The market’s most popular stocks are starting to roll over on fresh signs that economic malaise is spreading, writes MoneyShow.com senior editor Igor Greenwald.

Shortly after the market opened on Thursday, with the Dow up 250 points and the Nasdaq gamely trying to keep up, I was reading Kevin Marder’s column on MarketWatch. He was writing about the Nasdaq’s failure to sustain a relief rally a day earlier, despite its relatively healthy technicals.

Marder’s takeaway is worth quoting: The market’s strongest major average had been “given the ball and was shoved back ten yards behind the line of scrimmage. At this rate, it would only be a matter of time before the growth stock leaders break down en masse, as some are already beginning to do.”

As it turned out, that time was measured in minutes. By midday, many of the Nasdaq’s favorite and most expensive growth names had been unceremoniously tossed into the dumpster, short-circuiting the other averages as well.

And while a late-day bounce prettied thing up a bit, it hardly repaired the charts of the likes of Baidu (BIDU), Wynn Resorts (WYNN), or Netflix (NFLX).

Netflix, of course, has well-publicized troubles with its business, while Baidu and other Chinese ADRs were blindsided when the head of enforcement for the Securities and Exchanges Commission told Reuters that the Justice Department is probing Chinese accounting irregularities.

But Wynn is neither a Chinese company nor a struggling one. Gaming revenue in Macau, the Asian outpost crucial to its future, was up 57% year-over-year in August.

Its problem, apparently, was the perceived slowdown in the Chinese economy. The Shanghai stock market is down 23% from April highs to a 14-month low, as Chinese officials continue to single out inflation as their top concern. Hong Kong stocks are down that much for this quarter alone, their worst performance in a decade.

The Chinese property bubble also seems to be popping, as overextended banks turn their backs on overleveraged developers.

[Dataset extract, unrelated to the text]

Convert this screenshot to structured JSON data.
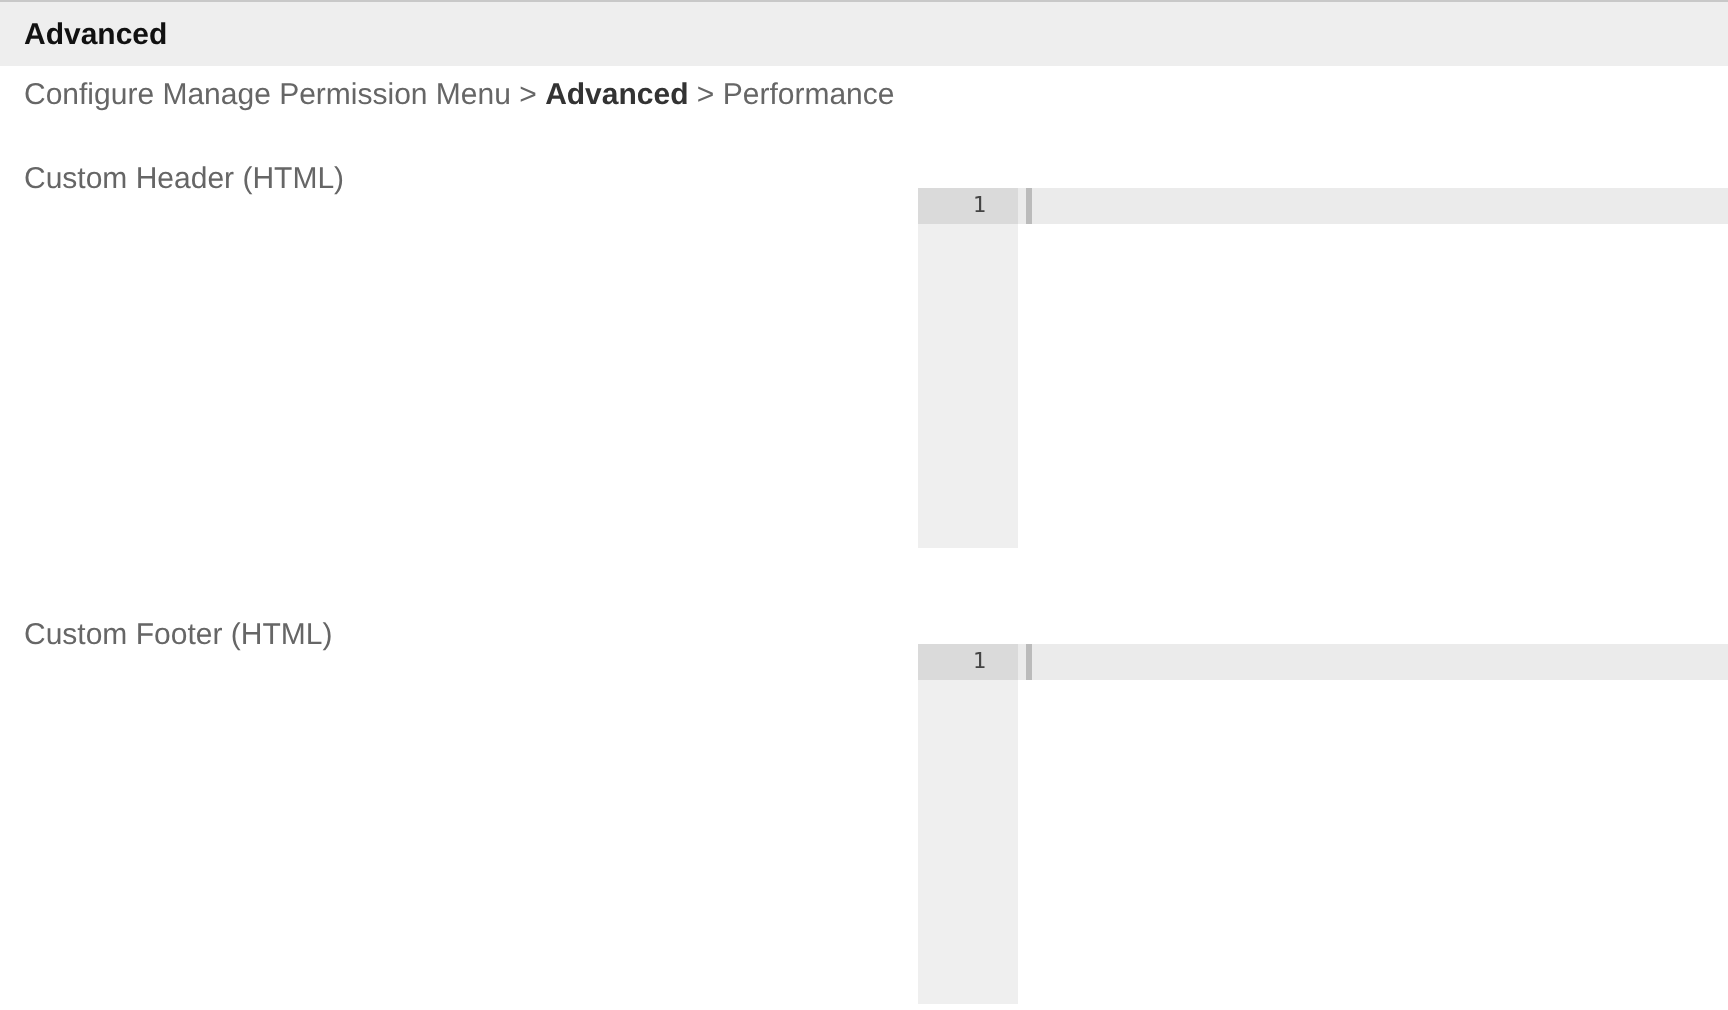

But the Nasdaq’s problems run deeper than China. Green Mountain Coffee Roasters (GMCR) is hardly a household name in Shanghai, but was among the worst performers yesterday.

Even after that 7% drop, it sells at 58 times estimated earnings for the recently concluded fiscal year. The forward price-earnings ratio is a somewhat less-caffeinated 37. But to get there, Green Mountain would have to grow its profit 58%, and investors no longer trust that even companies with the strongest momentum can pull off such feats in this environment.

Ten days ago, I wrote about investors crowding the strongest growth stories as lesser stocks broke down and the economic environment darkened. Well, now those lifeboats are also taking on lots of water.

The day after Amazon.com (AMZN) unveiled a well-reviewed tablet, along with an operating system that will give it reams of valuable data about users’ online shopping and browsing, the stock gave up the entirety of its pop. Apple (AAPL) has been acting waterlogged as well.

There aren’t many safe harbors left, because investors are no longer counting on 2012 to maintain this year’s modest growth.

More proof that that the financial panic is translating into economic problems arrived this morning in the form of an unexpected sharp drop in German retail sales and a profit warning from Ingersoll-Rand (IR), which blamed a falloff in North American demand for its heating, ventilation, and air conditioning equipment and its security systems.

Ingersoll shares were down 13% in the early going, so it’s hard to argue that such disappointments are already baked into share prices.

The parallels to the fall of 2007 grow eerier by the day, as the economy’s struggles start translating into earnings disappointments. The difference is that in the intervening four years, the Federal Reserve has expended most of its ammunition, while the Treasury is much more heavily indebted and Congress looks paralyzed.

This is not the sort of an environment that’s going to attract a lot of bargain hunters at the lower end of the recent trading range. I expect stocks to break through that floor well before the politicians get their act together.